Department of Medical Oncology, Barretos Cancer Hospital, Barretos, SP, Brazil.
Clin Med Insights Oncol. 2013 Oct 7;7:257-62. doi: 10.4137/CMO.S12243. eCollection 2013.
Primary synovial sarcoma (SS) of the kidney is a rare neoplasm and its presenting features are similar to other common renal tumors, making early diagnosis difficult. To date, few cases have been reported in the literature. Primary renal SSs can exist in either a monophasic or a biphasic pattern, the former being more common and tending to have a better prognosis than the biphasic variant. Herein we describe a case of primary renal SS that was diagnosed based on histopathology and immunohistochemistry after radical nephrectomy. Fusion gene product analysis was also done by FISH and RT-PCR. Patient follow-up and literature review are presented, focused on systemic therapy. We highlight that these tumors should be correctly diagnosed as clinical results and specific treatment are distinct from primary epithelial renal cell carcinoma. Adjuvant chemotherapy should be tailored for each patient in the management of disease, although its role still remains unclear.
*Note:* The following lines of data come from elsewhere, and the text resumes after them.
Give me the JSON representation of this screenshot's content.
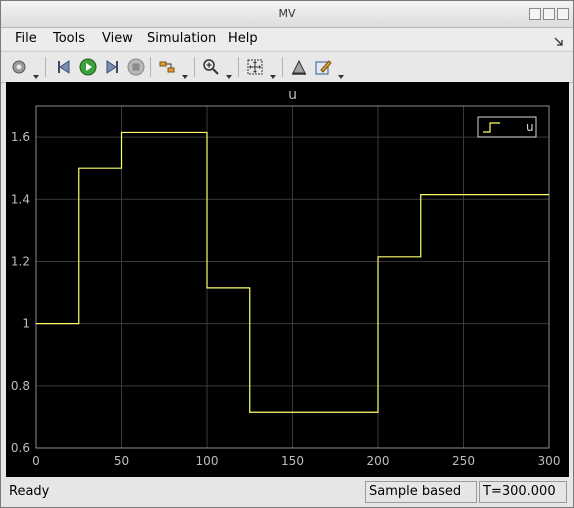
{
  "window": {
    "title": "MV"
  },
  "menu": [
    {
      "label": "File"
    },
    {
      "label": "Tools"
    },
    {
      "label": "View"
    },
    {
      "label": "Simulation"
    },
    {
      "label": "Help"
    }
  ],
  "toolbar": {
    "icons": [
      "settings-icon",
      "step-back-icon",
      "run-icon",
      "step-forward-icon",
      "stop-icon",
      "signal-selector-icon",
      "zoom-in-icon",
      "fit-view-icon",
      "highlight-icon",
      "style-icon"
    ]
  },
  "status": {
    "text": "Ready",
    "sample_mode": "Sample based",
    "time": "T=300.000"
  },
  "colors": {
    "plot_background": "#000000",
    "grid": "#3a3a3a",
    "line": "#ffff66",
    "axis_text": "#bdbdbd"
  },
  "chart_data": {
    "type": "line",
    "title": "u",
    "xlim": [
      0,
      300
    ],
    "ylim": [
      0.6,
      1.7
    ],
    "xticks": [
      0,
      50,
      100,
      150,
      200,
      250,
      300
    ],
    "yticks": [
      0.6,
      0.8,
      1,
      1.2,
      1.4,
      1.6
    ],
    "ytick_labels": [
      "0.6",
      "0.8",
      "1",
      "1.2",
      "1.4",
      "1.6"
    ],
    "grid": true,
    "legend_position": "top-right",
    "series": [
      {
        "name": "u",
        "step": true,
        "x": [
          0,
          25,
          50,
          100,
          125,
          200,
          225,
          300
        ],
        "y": [
          1.0,
          1.5,
          1.615,
          1.115,
          0.715,
          1.215,
          1.415,
          1.415
        ]
      }
    ]
  }
}
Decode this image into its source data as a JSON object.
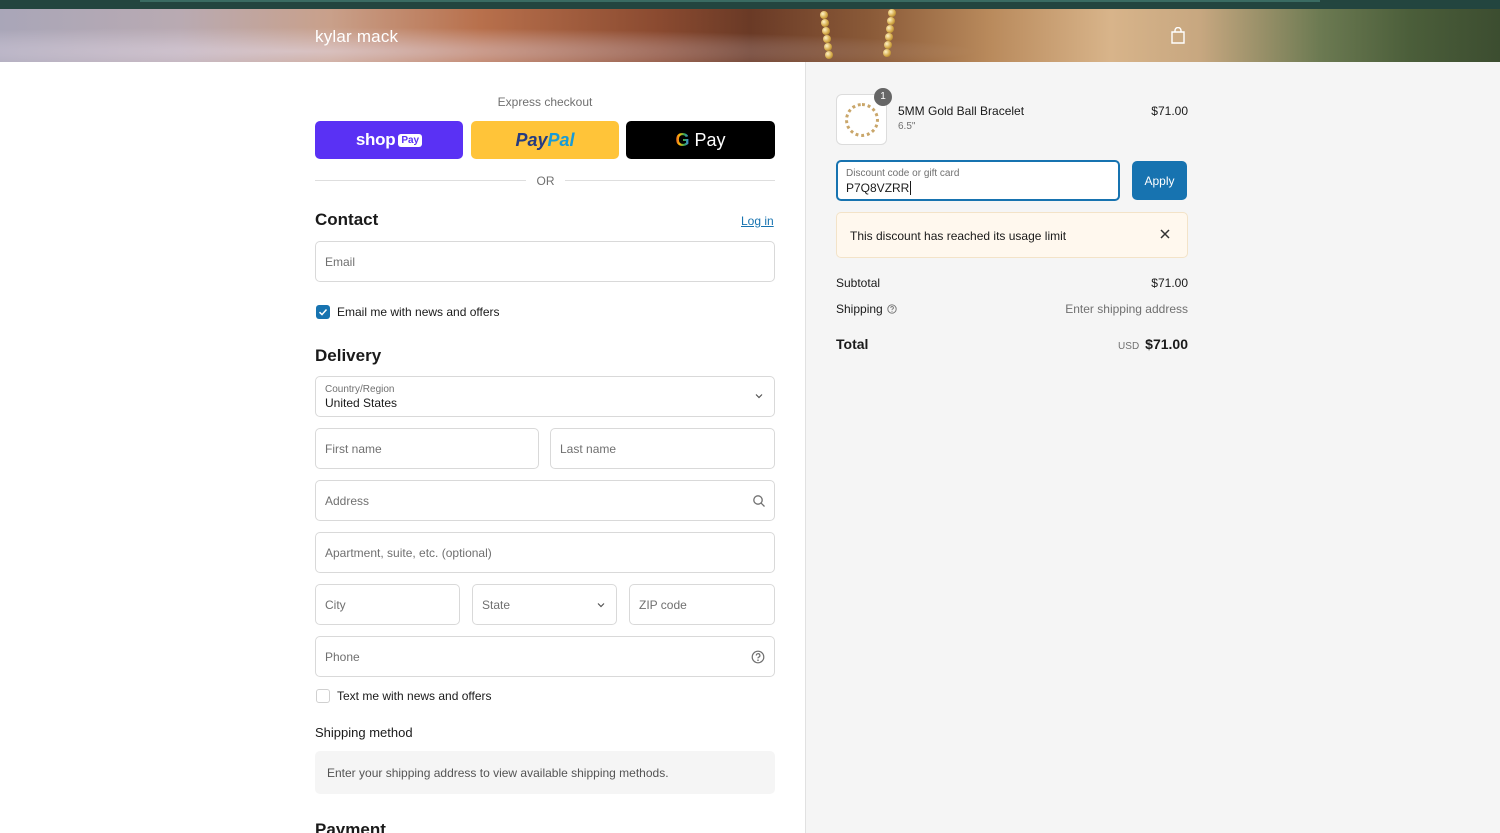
{
  "header": {
    "brand": "kylar mack",
    "cart_icon": "shopping-bag-icon"
  },
  "express": {
    "label": "Express checkout",
    "shop_pay": {
      "word": "shop",
      "badge": "Pay"
    },
    "paypal": {
      "part1": "Pay",
      "part2": "Pal"
    },
    "gpay": {
      "g": "G",
      "word": " Pay"
    },
    "or": "OR"
  },
  "contact": {
    "title": "Contact",
    "login": "Log in",
    "email_placeholder": "Email",
    "news_label": "Email me with news and offers",
    "news_checked": true
  },
  "delivery": {
    "title": "Delivery",
    "country_label": "Country/Region",
    "country_value": "United States",
    "first_name": "First name",
    "last_name": "Last name",
    "address": "Address",
    "apartment": "Apartment, suite, etc. (optional)",
    "city": "City",
    "state": "State",
    "zip": "ZIP code",
    "phone": "Phone",
    "text_label": "Text me with news and offers",
    "text_checked": false
  },
  "shipping_method": {
    "title": "Shipping method",
    "info": "Enter your shipping address to view available shipping methods."
  },
  "payment": {
    "title": "Payment"
  },
  "order": {
    "item": {
      "quantity": "1",
      "name": "5MM Gold Ball Bracelet",
      "variant": "6.5\"",
      "price": "$71.00"
    },
    "discount": {
      "label": "Discount code or gift card",
      "value": "P7Q8VZRR",
      "apply": "Apply"
    },
    "alert": "This discount has reached its usage limit",
    "subtotal_label": "Subtotal",
    "subtotal_value": "$71.00",
    "shipping_label": "Shipping",
    "shipping_value": "Enter shipping address",
    "total_label": "Total",
    "total_currency": "USD",
    "total_value": "$71.00"
  },
  "colors": {
    "accent": "#1773b0",
    "shop_pay": "#5a31f4",
    "paypal": "#ffc439",
    "gpay": "#000000",
    "alert_bg": "#fff8ee"
  }
}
肾脏原发性滑膜肉瘤(SS)是一种罕见的肿瘤,其表现与其他常见的肾脏肿瘤相似,因此早期诊断较为困难。迄今为止,文献中报道的病例较少。肾脏原发性 SS 可呈现单相或双相模式,前者更为常见,且预后优于双相变体。本文描述了一例经根治性肾切除术后,基于组织病理学和免疫组化诊断为原发性肾脏 SS 的病例。还通过 FISH 和 RT-PCR 进行了融合基因产物分析。本文呈现了患者随访和文献复习的结果,重点介绍了系统治疗。我们强调,这些肿瘤应正确诊断,因为临床结果和特定治疗与原发性上皮性肾细胞癌不同。在疾病管理中,应根据每位患者的情况进行辅助化疗,尽管其作用仍不清楚。